Communication services exchange traded funds were among the standout performers on Thursday after Facebook (NasdaqGS: FB) crushed its quarterly earnings expectations.
Among the best performing non-leveraged ETFs of Thursday, the Communication Services Select Sector SPDR Fund (XLC) increased 2.8%.
Meanwhile, Facebook shares jumped 7.3% on Thursday. FB makes up 22.0% of XLC’s underlying portfolio.
Facebook revealed revenue of $26.17 billion for the quarter, up 48% year-over-year, CNBC reports. Additionally, the social media giant’s net income grew 94% to $9.5 billion, from $4.9 billion a year prior.
“Facebook seems to be in a sweet spot where it is growing revenue at record cadence while keeping ad load relatively in check (evidenced by the 12% impression growth vs. DAU 8% Y/Y),” Barclays analyst Ross Sandler told MarketWatch. “Nascent product areas like commerce, paid messaging and the creator tools provide bulls with new upside scenarios.”
The company attributed the significant jump in revenue to a 30% year-over-year rise in the average price per ad and a 12% increase in the number of ads delivered, as the ongoing coronavirus concerns helped drive increased online traffic.
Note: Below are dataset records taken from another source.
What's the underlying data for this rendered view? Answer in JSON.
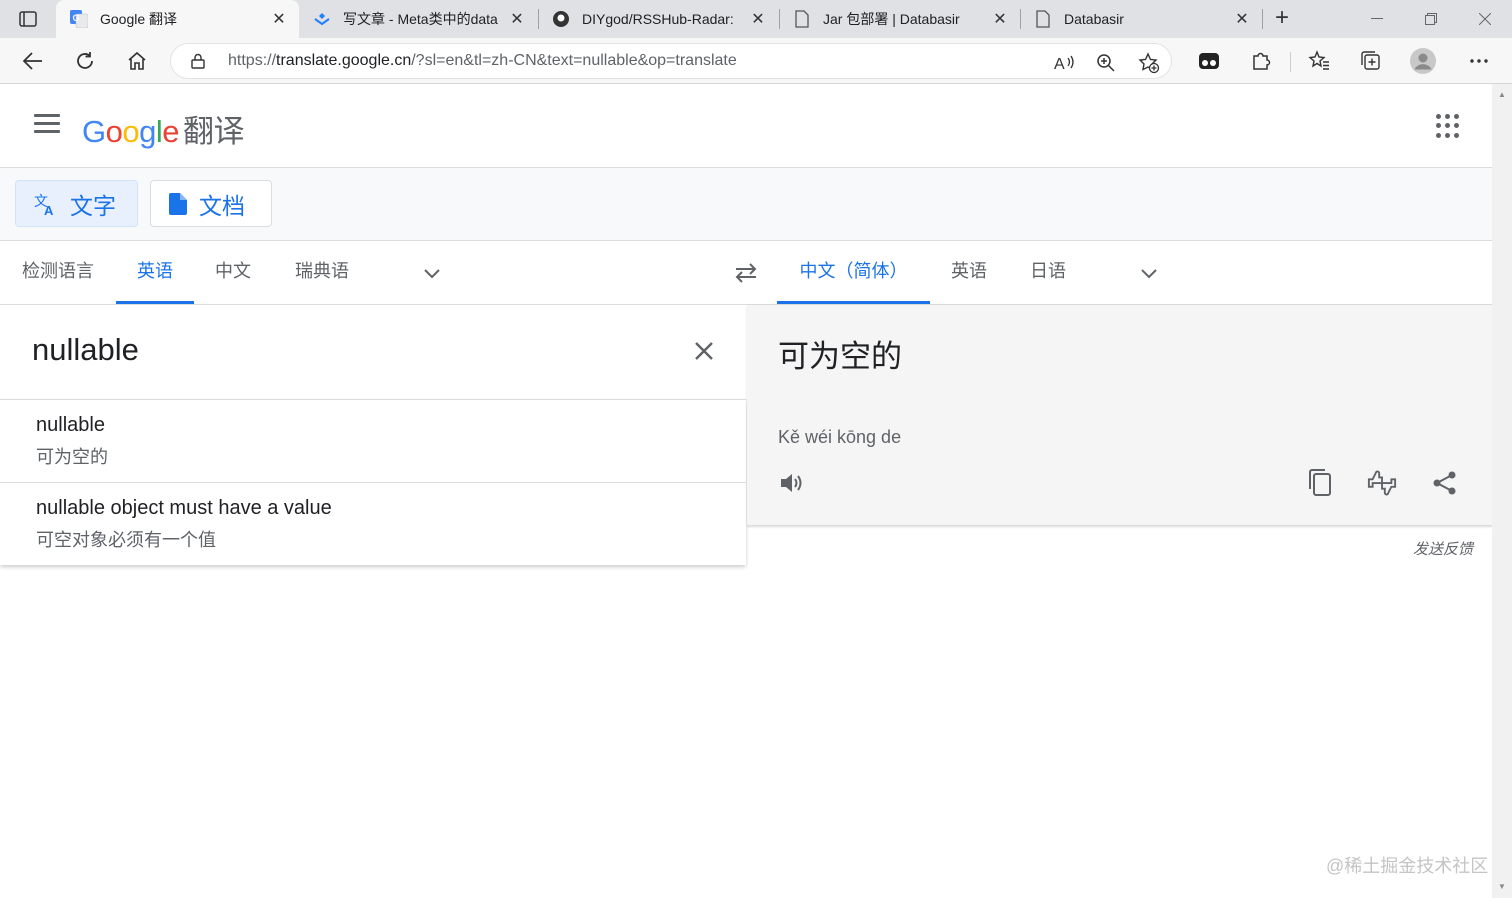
{
  "browser": {
    "tabs": [
      {
        "title": "Google 翻译",
        "active": true,
        "icon": "google-translate-favicon"
      },
      {
        "title": "写文章 - Meta类中的data",
        "active": false,
        "icon": "juejin-favicon"
      },
      {
        "title": "DIYgod/RSSHub-Radar:",
        "active": false,
        "icon": "github-favicon"
      },
      {
        "title": "Jar 包部署 | Databasir",
        "active": false,
        "icon": "page-favicon"
      },
      {
        "title": "Databasir",
        "active": false,
        "icon": "page-favicon"
      }
    ],
    "url_prefix": "https://",
    "url_host": "translate.google.cn",
    "url_path": "/?sl=en&tl=zh-CN&text=nullable&op=translate"
  },
  "app": {
    "logo_product": "翻译",
    "modes": [
      {
        "label": "文字",
        "icon": "translate-icon",
        "active": true
      },
      {
        "label": "文档",
        "icon": "document-icon",
        "active": false
      }
    ],
    "source_langs": [
      "检测语言",
      "英语",
      "中文",
      "瑞典语"
    ],
    "source_selected": 1,
    "target_langs": [
      "中文（简体）",
      "英语",
      "日语"
    ],
    "target_selected": 0
  },
  "source": {
    "text": "nullable",
    "suggestions": [
      {
        "en": "nullable",
        "zh": "可为空的"
      },
      {
        "en": "nullable object must have a value",
        "zh": "可空对象必须有一个值"
      }
    ]
  },
  "target": {
    "text": "可为空的",
    "romanization": "Kě wéi kōng de"
  },
  "feedback_label": "发送反馈",
  "watermark": "@稀土掘金技术社区",
  "colors": {
    "accent": "#1a73e8",
    "tabbar": "#dfe1e5",
    "target_bg": "#f5f5f5"
  }
}
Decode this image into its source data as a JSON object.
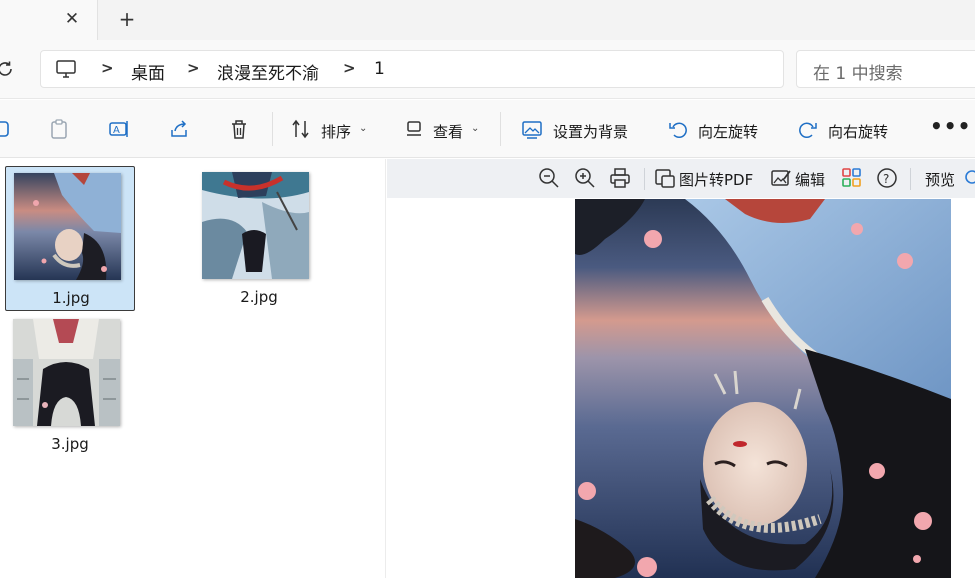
{
  "tabs": {
    "close_glyph": "✕",
    "new_tab_glyph": "+"
  },
  "address": {
    "crumbs": [
      "桌面",
      "浪漫至死不渝",
      "1"
    ],
    "separator": ">",
    "search_placeholder": "在 1 中搜索"
  },
  "commands": {
    "sort_label": "排序",
    "view_label": "查看",
    "set_background_label": "设置为背景",
    "rotate_left_label": "向左旋转",
    "rotate_right_label": "向右旋转",
    "more_glyph": "•••",
    "chevron": "⌄"
  },
  "files": [
    {
      "name": "1.jpg",
      "selected": true
    },
    {
      "name": "2.jpg",
      "selected": false
    },
    {
      "name": "3.jpg",
      "selected": false
    }
  ],
  "preview": {
    "to_pdf_label": "图片转PDF",
    "edit_label": "编辑",
    "preview_label": "预览",
    "help_glyph": "?"
  },
  "colors": {
    "selection": "#cce4f7",
    "accent": "#0067c0",
    "preview_toolbar": "#eef0f3"
  }
}
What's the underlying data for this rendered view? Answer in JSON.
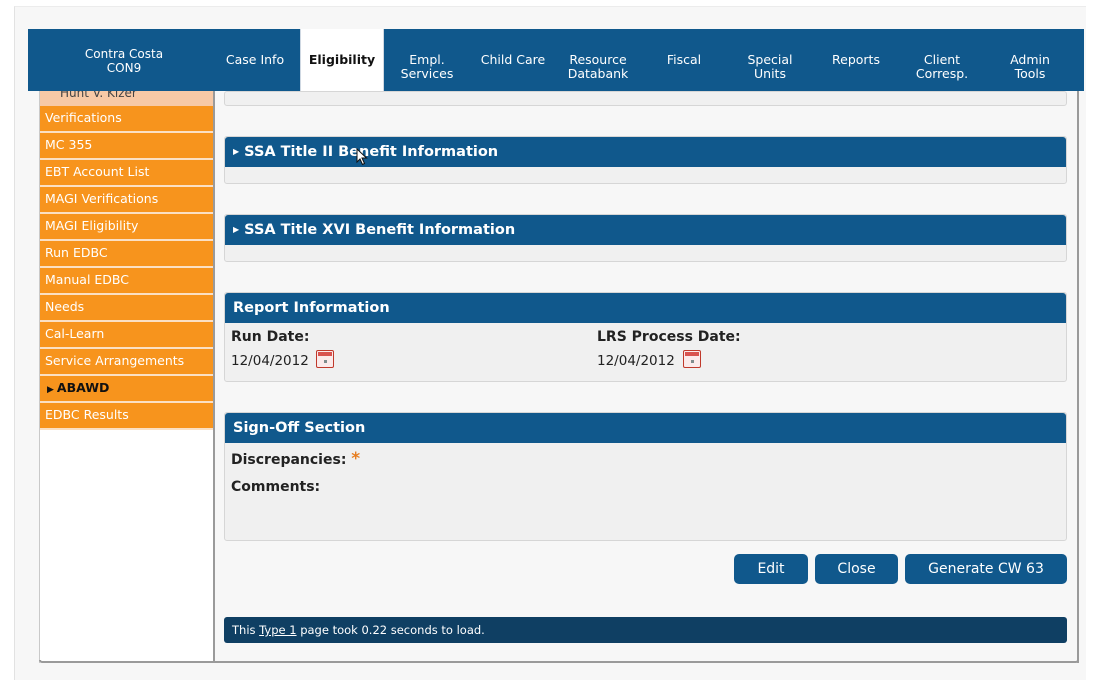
{
  "header": {
    "county_name": "Contra Costa",
    "county_code": "CON9"
  },
  "nav": {
    "tabs": [
      {
        "line1": "Case Info",
        "line2": ""
      },
      {
        "line1": "Eligibility",
        "line2": ""
      },
      {
        "line1": "Empl.",
        "line2": "Services"
      },
      {
        "line1": "Child Care",
        "line2": ""
      },
      {
        "line1": "Resource",
        "line2": "Databank"
      },
      {
        "line1": "Fiscal",
        "line2": ""
      },
      {
        "line1": "Special",
        "line2": "Units"
      },
      {
        "line1": "Reports",
        "line2": ""
      },
      {
        "line1": "Client",
        "line2": "Corresp."
      },
      {
        "line1": "Admin",
        "line2": "Tools"
      }
    ]
  },
  "sidebar": {
    "top_partial": "Hunt V. Kizer",
    "items": [
      {
        "label": "Verifications"
      },
      {
        "label": "MC 355"
      },
      {
        "label": "EBT Account List"
      },
      {
        "label": "MAGI Verifications"
      },
      {
        "label": "MAGI Eligibility"
      },
      {
        "label": "Run EDBC"
      },
      {
        "label": "Manual EDBC"
      },
      {
        "label": "Needs"
      },
      {
        "label": "Cal-Learn"
      },
      {
        "label": "Service Arrangements"
      },
      {
        "label": "ABAWD"
      },
      {
        "label": "EDBC Results"
      }
    ],
    "current_index": 10
  },
  "sections": {
    "ssa_title2": "SSA Title II Benefit Information",
    "ssa_title16": "SSA Title XVI Benefit Information",
    "report": {
      "title": "Report Information",
      "run_date_label": "Run Date:",
      "run_date_value": "12/04/2012",
      "lrs_date_label": "LRS Process Date:",
      "lrs_date_value": "12/04/2012"
    },
    "signoff": {
      "title": "Sign-Off Section",
      "discrepancies_label": "Discrepancies:",
      "required_mark": "*",
      "comments_label": "Comments:"
    }
  },
  "actions": {
    "edit": "Edit",
    "close": "Close",
    "generate": "Generate CW 63"
  },
  "footer": {
    "prefix": "This",
    "link": "Type 1",
    "suffix": "page took 0.22 seconds to load."
  }
}
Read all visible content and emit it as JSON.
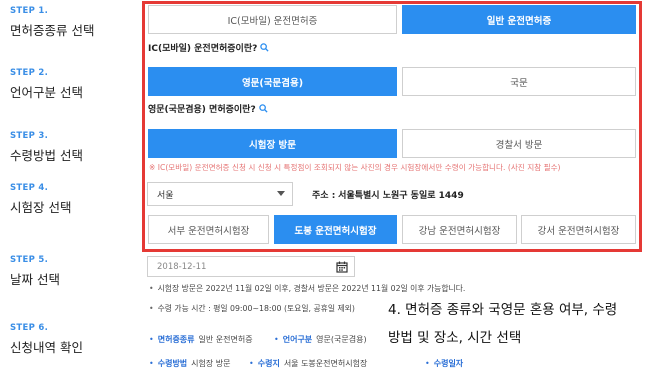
{
  "steps": [
    {
      "label": "STEP 1.",
      "title": "면허증종류 선택"
    },
    {
      "label": "STEP 2.",
      "title": "언어구분 선택"
    },
    {
      "label": "STEP 3.",
      "title": "수령방법 선택"
    },
    {
      "label": "STEP 4.",
      "title": "시험장 선택"
    },
    {
      "label": "STEP 5.",
      "title": "날짜 선택"
    },
    {
      "label": "STEP 6.",
      "title": "신청내역 확인"
    }
  ],
  "license_type": {
    "options": [
      "IC(모바일) 운전면허증",
      "일반 운전면허증"
    ],
    "selected_index": 1,
    "info_link": "IC(모바일) 운전면허증이란?"
  },
  "language": {
    "options": [
      "영문(국문겸용)",
      "국문"
    ],
    "selected_index": 0,
    "info_link": "영문(국문겸용) 면허증이란?"
  },
  "receive_method": {
    "options": [
      "시험장 방문",
      "경찰서 방문"
    ],
    "selected_index": 0,
    "notice": "※ IC(모바일) 운전면허증 신청 시 신청 시 특정점이 조회되지 않는 사진의 경우 시험장에서만 수령이 가능합니다. (사진 지참 필수)"
  },
  "test_center": {
    "region_select": "서울",
    "address_label": "주소 :",
    "address_value": "서울특별시 노원구 동일로 1449",
    "centers": [
      "서부 운전면허시험장",
      "도봉 운전면허시험장",
      "강남 운전면허시험장",
      "강서 운전면허시험장"
    ],
    "selected_index": 1
  },
  "date": {
    "value": "2018-12-11",
    "notes": [
      "시험장 방문은 2022년 11월 02일 이후, 경찰서 방문은 2022년 11월 02일 이후 가능합니다.",
      "수령 가능 시간 : 평일 09:00~18:00 (토요일, 공휴일 제외)"
    ]
  },
  "callout": {
    "line1": "4. 면허증 종류와 국영문 혼용 여부, 수령",
    "line2": "방법 및 장소, 시간 선택"
  },
  "summary": {
    "license_key": "면허증종류",
    "license_val": "일반 운전면허증",
    "language_key": "언어구분",
    "language_val": "영문(국문겸용)",
    "method_key": "수령방법",
    "method_val": "시험장 방문",
    "place_key": "수령지",
    "place_val": "서울 도봉운전면허시험장",
    "time_key": "수령일자",
    "time_val": ""
  },
  "colors": {
    "accent": "#2b8ef0",
    "highlight_frame": "#e53935",
    "notice": "#e57373",
    "step_label": "#3a8ee6"
  },
  "icons": {
    "info": "magnifier-icon",
    "calendar": "calendar-icon",
    "dropdown": "chevron-down-icon"
  }
}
Facebook projects revenue growth to remain stable or accelerate modestly in the second quarter. The company, though, warned that revenue growth in the third and fourth quarters could significantly decelerate compared to the fast growth experienced during the same period last year.
“GOOGL and FB Q1 results clearly point to the Permanent Pull Forward (PPF) of demand from COVID, with both companies showing impressive acceleration in Revenue growth, tho (sic) we would note that FB’s was even more impressive,” Evercore ISI analyst Mark Mahaney said in a note late Wednesday. “We also believe FB has been one of the most aggressive investors into new growth opportunities throughout this COVID period, which should set them up for several years of sustained premium revenue growth.”